DNV GL has developed a solution that is designed to reduce the risk of offshore floating vessel mooring line failure going undetected by replacing physical sensors with a machine learning algorithm that accurately predicts line failure in real time.
The Norwegean company's Smart Mooring solution addresses growing industry concern about the high frequency of mooring line failure, and a vessel’s subsequent loss of station. Over the past two decades, more than 20 incidents have been reported globally involving failure of permanent mooring systems on floating structures.
In the most severe cases, vessels have drifted and risers have ruptured, causing extended field shutdown, and risk to life, property and the environment.

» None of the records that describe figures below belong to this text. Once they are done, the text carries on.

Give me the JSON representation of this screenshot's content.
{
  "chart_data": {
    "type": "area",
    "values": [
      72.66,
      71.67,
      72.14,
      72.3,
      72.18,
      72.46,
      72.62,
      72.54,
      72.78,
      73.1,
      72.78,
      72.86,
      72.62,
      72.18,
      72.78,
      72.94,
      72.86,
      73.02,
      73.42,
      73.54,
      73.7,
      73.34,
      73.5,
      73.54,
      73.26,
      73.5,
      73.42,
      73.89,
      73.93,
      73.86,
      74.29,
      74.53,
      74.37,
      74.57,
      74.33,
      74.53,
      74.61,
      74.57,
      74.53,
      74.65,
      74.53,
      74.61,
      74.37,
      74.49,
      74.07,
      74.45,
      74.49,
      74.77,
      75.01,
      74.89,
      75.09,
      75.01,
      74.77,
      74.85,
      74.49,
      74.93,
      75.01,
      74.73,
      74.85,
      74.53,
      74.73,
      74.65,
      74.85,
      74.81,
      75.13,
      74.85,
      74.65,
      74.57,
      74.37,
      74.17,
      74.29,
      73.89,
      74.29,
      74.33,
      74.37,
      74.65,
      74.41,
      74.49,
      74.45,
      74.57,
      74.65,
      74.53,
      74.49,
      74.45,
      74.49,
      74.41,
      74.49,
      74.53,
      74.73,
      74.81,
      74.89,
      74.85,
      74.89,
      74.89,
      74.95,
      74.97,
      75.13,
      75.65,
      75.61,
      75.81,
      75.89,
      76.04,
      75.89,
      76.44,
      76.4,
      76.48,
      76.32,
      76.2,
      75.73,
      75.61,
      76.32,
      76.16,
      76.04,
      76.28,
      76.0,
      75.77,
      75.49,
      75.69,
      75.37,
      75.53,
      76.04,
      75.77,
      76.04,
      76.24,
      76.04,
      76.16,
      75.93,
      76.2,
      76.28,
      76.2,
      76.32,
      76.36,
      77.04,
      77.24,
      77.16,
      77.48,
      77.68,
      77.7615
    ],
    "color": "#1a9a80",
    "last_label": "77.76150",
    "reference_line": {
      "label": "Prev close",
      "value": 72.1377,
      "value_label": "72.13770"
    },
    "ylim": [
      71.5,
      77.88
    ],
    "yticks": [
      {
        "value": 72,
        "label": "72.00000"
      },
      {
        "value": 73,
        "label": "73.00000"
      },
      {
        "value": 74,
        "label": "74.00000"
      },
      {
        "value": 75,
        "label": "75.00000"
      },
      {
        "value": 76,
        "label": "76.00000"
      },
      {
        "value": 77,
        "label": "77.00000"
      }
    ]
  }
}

Results from a numerical case study of a turret moored floating production, storage and offloading vessel (FPSO) with more than 4,000 test cases have demonstrated that DNV GL’s Smart Mooring solution can accurately identify when a mooring line has failed. Multiple pilot studies will be conducted on other offshore floating vessel types over the remainder of this year.
“Our Smart Mooring solution can be deployed to predict a mooring system’s response to various operating conditions. It determines when a mooring line has failed, more accurately and cost-effectively than physical tension sensors currently used to detect anomalies. Conservatively, we estimate it is half the cost to implement our solution versus installing a mooring line tension monitoring system for a brownfield operation,” said Frank Ketelaars, Regional Manager, the Americas, DNV GL – Oil & Gas.
Tension sensors can be difficult and costly to maintain, and field experience suggests that they can be prone to failure within the first few years of installation.
DNV GL’s Smart Mooring solution can be used instead of replacing failed sensors in brownfield offshore operations, or as a complete alternative to implementing sensor technology in greenfield offshore oil and gas developments.
DNV GL’s experts developed the Smart Mooring solution by training a machine learning model to interpret the response of a vessel’s mooring system to a set of environmental conditions and are then able to determine which mooring line has failed.